Vancouver, British Columbia, October 4, 2010 (TSX Venture: EMX) – Eurasian Minerals Inc. (the “Company” or “EMX”) is pleased to announce that it intends to undertake, subject to regulatory approvals, a private placement financing to raise gross proceeds of up to CAD $17.5 million from the sale of up to 7 million units (a “Unit”). Each Unit, priced at CAD $2.50, will consist of one EMX common share and one transferable share purchase warrant (a “Warrant”). Each Warrant will be exercisable over a five-year period to purchase one EMX common share at a purchase price (the “Exercise Price”) of CAD $3.50 during the first year, CAD $4.00 during the second year, CAD $4.50 during the third year, CAD $5.00 during the fourth year, and CAD $5.50 during the fifth and final year. If the volume weighted average price of EMX common shares on the TSX Venture Exchange is at least 30% above the current Exercise Price of the Warrants for a period of 30 consecutive trading days, the Company will have the option to give notice that the Warrants must be exercised within 15 trading days or they will be cancelled.
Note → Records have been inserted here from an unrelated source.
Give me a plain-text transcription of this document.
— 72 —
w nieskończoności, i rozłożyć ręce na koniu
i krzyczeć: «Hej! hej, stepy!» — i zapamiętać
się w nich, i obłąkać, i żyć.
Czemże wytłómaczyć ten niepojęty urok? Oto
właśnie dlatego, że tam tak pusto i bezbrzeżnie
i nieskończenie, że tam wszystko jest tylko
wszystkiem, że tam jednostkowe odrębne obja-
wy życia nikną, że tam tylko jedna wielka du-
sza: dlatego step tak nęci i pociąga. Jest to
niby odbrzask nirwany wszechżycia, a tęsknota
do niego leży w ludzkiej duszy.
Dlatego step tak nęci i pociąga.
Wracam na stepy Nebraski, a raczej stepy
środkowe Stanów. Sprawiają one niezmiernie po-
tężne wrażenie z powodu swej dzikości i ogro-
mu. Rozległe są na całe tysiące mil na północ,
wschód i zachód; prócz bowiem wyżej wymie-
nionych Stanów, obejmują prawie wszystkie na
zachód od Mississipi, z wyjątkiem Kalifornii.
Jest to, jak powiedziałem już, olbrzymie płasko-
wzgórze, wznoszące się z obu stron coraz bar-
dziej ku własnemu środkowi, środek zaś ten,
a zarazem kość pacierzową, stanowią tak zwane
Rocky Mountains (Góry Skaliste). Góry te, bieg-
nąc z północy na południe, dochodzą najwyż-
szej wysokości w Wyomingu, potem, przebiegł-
The Company has agreed to pay a fee in respect of subscriptions from investors introduced by a finder. The fee will be payable in that number of Units equal to 5% of the number of Units issued pursuant to such subscriptions. In addition, the finder will be issued that number of finder warrants equal to 5% of such Units, with each finder warrant being exercisable for two years to acquire one EMX common share for CAD $2.65.
There can be no assurance that the private placement will be completed as proposed, or at all, and it is subject to regulatory approvals. The shares, including the shares issuable on exercise of warrants, will be subject to restrictions on transfer for a period of four months from closing.
For further information contact:
David M. Cole
President and Chief Executive Officer
Phone: (303) 979-6666
Kim C. Casswell
Phone: (604) 688-6390
This news release does not constitute an offer to sell or a solicitation of an offer to buy any of the securities in the United States of America. The securities have not been and will not be registered under the United States Securities Act of 1933 (the “U.S. Securities Act”) or any state securities laws and may not be offered or sold within the United States or to U.S. Persons (as defined in the U.S. Securities Act) unless registered under the U.S. Securities Act and applicable state securities laws, or an exemption from such registration is available.